India is in touch with the Afghan government over the gunning down of Indian author Sushmita Banerjee, whose killing has shocked West Bengal. Her family today demanded her mortal remains be brought back to Kolkata.
India is in touch with the Afghan government over the gunning down of Indian author Sushmita Banerjee, whose killing has shocked West Bengal. Her family today demanded her mortal remains be brought back to Kolkata.
While New Delhi pursued the matter with Kabul, the fatal shooting of Banerjee, whose best selling book detailed the horrors she endured during Taliban rule in Afghanistan, has left the literati in West Bengal shocked and disturbed.
Banerjee, 49, was dragged out of her home and shot dead by suspected Taliban gunmen in Sharan city of Afghanistan’s Paktika province on Wednesday night.
“We are already in touch and contact,” External Affairs Minister Salman Khurshid told the media persons outside parliament Friday. He called the murder “very, very distressing”.
Khurshid said India and Afghanistan have “one single point of view” on women’s issues and were committed “to fight this kind of inhuman treatment, particularly of women”.
Banerjee defied her family to marry Afghan businessman Jaanbaz Khan, and stayed for years with him in Afghanistan. She later came back to India, and in 1998 wrote the bestselling memoir “Kabuliwalar Bangali Bou” (A Kabuliwala’s Bengali Wife), offering a vivid description of the suffering of women under the Taliban.
She also described her daring escape from the clutches of militants. The book made her a household name in Bengal.
Gopal Banerjee, the author’s younger brother, said in Kolkata they will move a request to the external affairs ministry to recover her body and “have it sent back to us”.
Banerjee’s kin say she was “desperate” to return to Afghanistan, and did not heed their advice to stay on in India. They said she wanted to write another book on the lives of Afghan women.
“We had warned her not to go (to Afghanistan). But she was sort of desperate in nature from the outset. We had told her that the Taliban would not let her live in peace as she had written so much about them… but she did not listen to us. She wanted to go back immediately,” Gopal Banerjee said.
The writer’s family suspect a conspiracy in her killing.
“Why she (Sushmita) alone was killed while the rest of the family was left untouched? Did the killers tie the rest of the family members to actually protect them? Why did her husband not try to contact us after the tragedy?” Banerjee’s sister-in-law Debolina Banerjee told IANS in Kolkata.
News of her death cast a gloom in West Bengal, with Magsaysay Award winner Mahasweta Devi saying: “It is tragic….”
Noted author Shirshendu Mukherjee expressed shock, and marvelled at the courage of Banerjee. “I had read her book, but I didn’t know her personally. She was a courageous woman and she faced many hardships,” he said.

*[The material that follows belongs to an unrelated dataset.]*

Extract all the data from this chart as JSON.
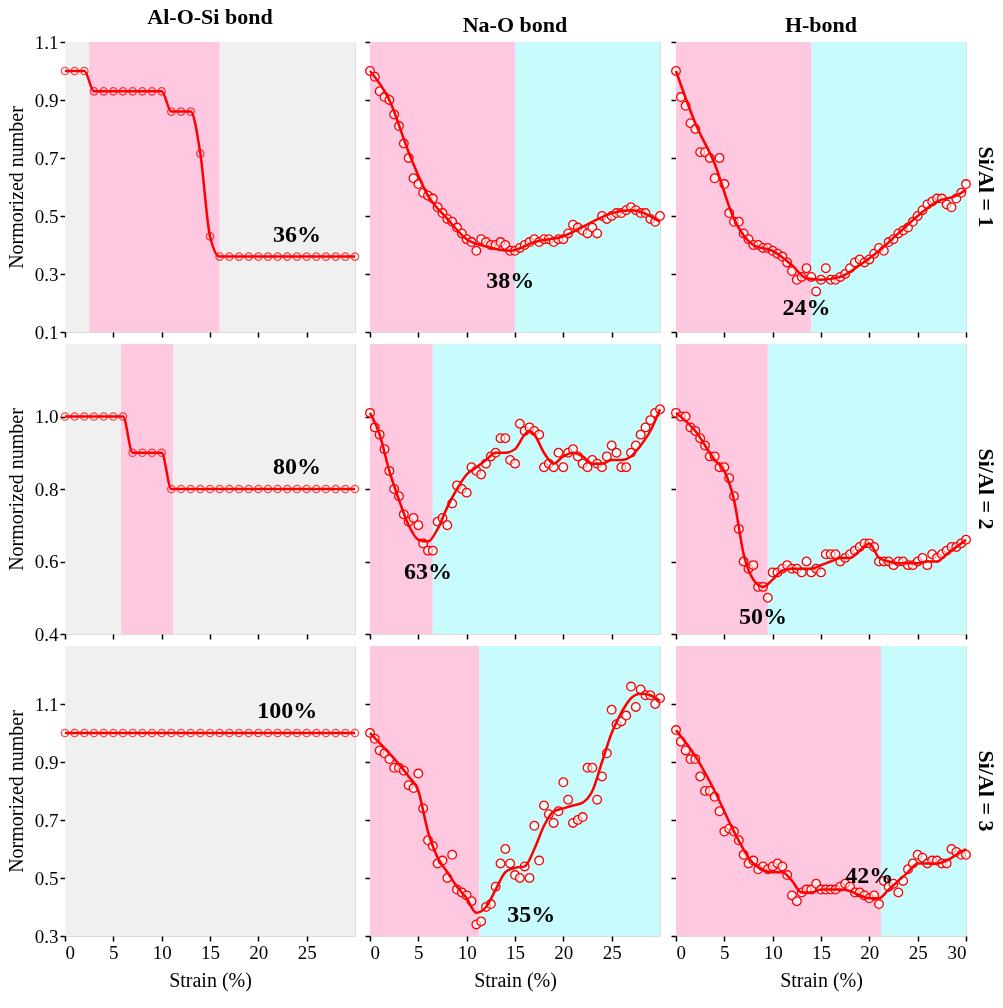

Sahitya Akademi awardee Shankha Ghosh told IANS: “This is shocking. If the Taliban is doing all this, then it goes against civilisation.”

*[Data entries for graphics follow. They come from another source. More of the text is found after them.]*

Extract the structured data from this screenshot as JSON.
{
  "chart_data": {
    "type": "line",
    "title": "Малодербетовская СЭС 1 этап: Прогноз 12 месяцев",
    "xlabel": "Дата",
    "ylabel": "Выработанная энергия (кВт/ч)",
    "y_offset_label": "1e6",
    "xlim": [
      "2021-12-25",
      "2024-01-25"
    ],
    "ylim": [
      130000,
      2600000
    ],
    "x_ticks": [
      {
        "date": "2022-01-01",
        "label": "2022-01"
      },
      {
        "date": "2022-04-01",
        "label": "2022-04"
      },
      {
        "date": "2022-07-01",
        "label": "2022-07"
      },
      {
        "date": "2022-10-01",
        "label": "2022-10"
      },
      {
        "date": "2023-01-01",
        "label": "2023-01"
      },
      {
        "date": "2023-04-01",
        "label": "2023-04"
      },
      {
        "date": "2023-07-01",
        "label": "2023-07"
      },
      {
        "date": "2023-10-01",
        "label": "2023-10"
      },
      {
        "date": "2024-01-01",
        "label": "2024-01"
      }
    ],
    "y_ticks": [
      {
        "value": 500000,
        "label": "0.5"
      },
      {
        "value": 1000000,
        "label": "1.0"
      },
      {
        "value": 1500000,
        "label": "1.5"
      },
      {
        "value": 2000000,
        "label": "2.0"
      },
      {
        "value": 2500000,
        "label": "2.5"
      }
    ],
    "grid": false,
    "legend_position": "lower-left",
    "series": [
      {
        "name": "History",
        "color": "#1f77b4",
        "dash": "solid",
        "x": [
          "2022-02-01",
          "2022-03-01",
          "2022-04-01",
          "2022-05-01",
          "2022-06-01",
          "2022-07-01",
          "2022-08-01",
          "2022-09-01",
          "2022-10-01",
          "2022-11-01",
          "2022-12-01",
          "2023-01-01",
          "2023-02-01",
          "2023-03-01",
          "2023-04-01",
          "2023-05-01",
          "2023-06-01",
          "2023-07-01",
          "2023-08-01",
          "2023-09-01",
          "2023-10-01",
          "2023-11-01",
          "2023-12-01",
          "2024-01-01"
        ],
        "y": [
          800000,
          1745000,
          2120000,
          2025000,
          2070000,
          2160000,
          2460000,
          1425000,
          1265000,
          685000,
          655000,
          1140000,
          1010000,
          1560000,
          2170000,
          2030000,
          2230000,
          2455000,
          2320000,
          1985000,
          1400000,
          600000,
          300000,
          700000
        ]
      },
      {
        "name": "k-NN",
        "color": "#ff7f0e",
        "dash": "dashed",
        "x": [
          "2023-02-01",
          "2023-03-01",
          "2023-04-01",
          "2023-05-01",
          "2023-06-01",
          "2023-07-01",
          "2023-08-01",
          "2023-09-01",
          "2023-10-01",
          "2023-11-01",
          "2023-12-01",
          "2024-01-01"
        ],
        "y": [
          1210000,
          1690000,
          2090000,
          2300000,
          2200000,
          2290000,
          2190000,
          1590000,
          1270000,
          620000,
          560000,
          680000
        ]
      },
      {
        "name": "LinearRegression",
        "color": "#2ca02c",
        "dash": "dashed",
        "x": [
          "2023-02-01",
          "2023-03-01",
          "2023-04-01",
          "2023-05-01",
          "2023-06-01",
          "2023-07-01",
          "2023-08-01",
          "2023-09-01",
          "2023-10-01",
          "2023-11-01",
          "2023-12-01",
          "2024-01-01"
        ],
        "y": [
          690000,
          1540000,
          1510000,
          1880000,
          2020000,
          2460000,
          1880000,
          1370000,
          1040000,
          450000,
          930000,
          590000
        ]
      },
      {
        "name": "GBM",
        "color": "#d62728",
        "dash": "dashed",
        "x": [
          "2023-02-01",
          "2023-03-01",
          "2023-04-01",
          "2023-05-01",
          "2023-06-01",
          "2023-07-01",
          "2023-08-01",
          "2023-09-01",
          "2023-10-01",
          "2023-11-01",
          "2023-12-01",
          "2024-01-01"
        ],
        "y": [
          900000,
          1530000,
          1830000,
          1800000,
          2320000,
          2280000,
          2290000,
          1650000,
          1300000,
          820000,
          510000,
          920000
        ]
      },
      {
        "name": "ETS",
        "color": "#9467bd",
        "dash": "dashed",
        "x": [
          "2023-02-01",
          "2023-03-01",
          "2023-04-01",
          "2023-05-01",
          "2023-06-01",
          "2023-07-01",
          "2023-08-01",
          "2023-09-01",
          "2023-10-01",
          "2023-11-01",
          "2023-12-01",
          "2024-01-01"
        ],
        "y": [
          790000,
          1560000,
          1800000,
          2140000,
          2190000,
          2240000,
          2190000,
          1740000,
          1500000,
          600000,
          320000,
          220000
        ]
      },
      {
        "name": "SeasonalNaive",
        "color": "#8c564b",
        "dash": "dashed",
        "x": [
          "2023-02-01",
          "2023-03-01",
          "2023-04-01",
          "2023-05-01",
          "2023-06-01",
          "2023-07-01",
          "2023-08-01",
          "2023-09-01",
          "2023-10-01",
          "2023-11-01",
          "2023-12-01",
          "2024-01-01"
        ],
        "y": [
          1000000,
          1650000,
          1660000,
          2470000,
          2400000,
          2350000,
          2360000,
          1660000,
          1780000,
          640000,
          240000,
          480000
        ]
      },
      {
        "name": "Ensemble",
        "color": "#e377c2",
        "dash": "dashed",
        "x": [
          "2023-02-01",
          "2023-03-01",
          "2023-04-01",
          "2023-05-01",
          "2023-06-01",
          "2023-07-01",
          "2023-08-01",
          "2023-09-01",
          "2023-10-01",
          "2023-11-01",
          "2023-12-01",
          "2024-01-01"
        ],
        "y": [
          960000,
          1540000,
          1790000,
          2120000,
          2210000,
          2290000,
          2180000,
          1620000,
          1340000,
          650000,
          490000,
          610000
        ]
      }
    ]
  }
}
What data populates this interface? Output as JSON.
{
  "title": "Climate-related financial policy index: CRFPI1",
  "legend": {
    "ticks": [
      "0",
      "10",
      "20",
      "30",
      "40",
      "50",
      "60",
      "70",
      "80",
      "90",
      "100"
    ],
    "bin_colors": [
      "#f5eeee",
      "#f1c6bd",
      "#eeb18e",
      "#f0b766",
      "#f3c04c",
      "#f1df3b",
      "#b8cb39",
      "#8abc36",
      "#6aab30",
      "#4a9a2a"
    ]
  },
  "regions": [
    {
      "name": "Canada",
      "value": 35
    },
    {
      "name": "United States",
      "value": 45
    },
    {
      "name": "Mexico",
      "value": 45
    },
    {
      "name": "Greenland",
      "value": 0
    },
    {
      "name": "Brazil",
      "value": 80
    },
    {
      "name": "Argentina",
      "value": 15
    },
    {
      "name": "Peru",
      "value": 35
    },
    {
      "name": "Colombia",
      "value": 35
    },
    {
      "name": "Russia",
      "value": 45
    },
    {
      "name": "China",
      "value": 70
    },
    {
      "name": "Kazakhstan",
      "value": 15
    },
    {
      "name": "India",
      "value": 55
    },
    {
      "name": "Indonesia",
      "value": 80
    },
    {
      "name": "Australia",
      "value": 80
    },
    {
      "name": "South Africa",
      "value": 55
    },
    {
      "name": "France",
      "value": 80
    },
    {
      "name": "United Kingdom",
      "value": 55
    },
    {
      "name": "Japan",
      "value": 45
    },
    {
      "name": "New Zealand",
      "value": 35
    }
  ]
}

Banerjee was also the subject of the 2003 Bollywood film, “Escape From Taliban”, featuring Manisha Koirala. The film described itself as the “story of a woman who dares the Taliban”.
Celebrated Indian columnist and novelist Shobhaa De equated Banerjee’s death to the attack on Pakistani teenager Malala Yousafzai in October 2012 by the Taliban.
“Another Malala. R.I.P. Sushmita Banerjee. Intellectual martyr,” tweeted De.
Malala was shot by the Taliban for promoting education for girls in Pakistan’s Khyber PukhtoonKhwa province where extremists had issued a diktat banning education for females.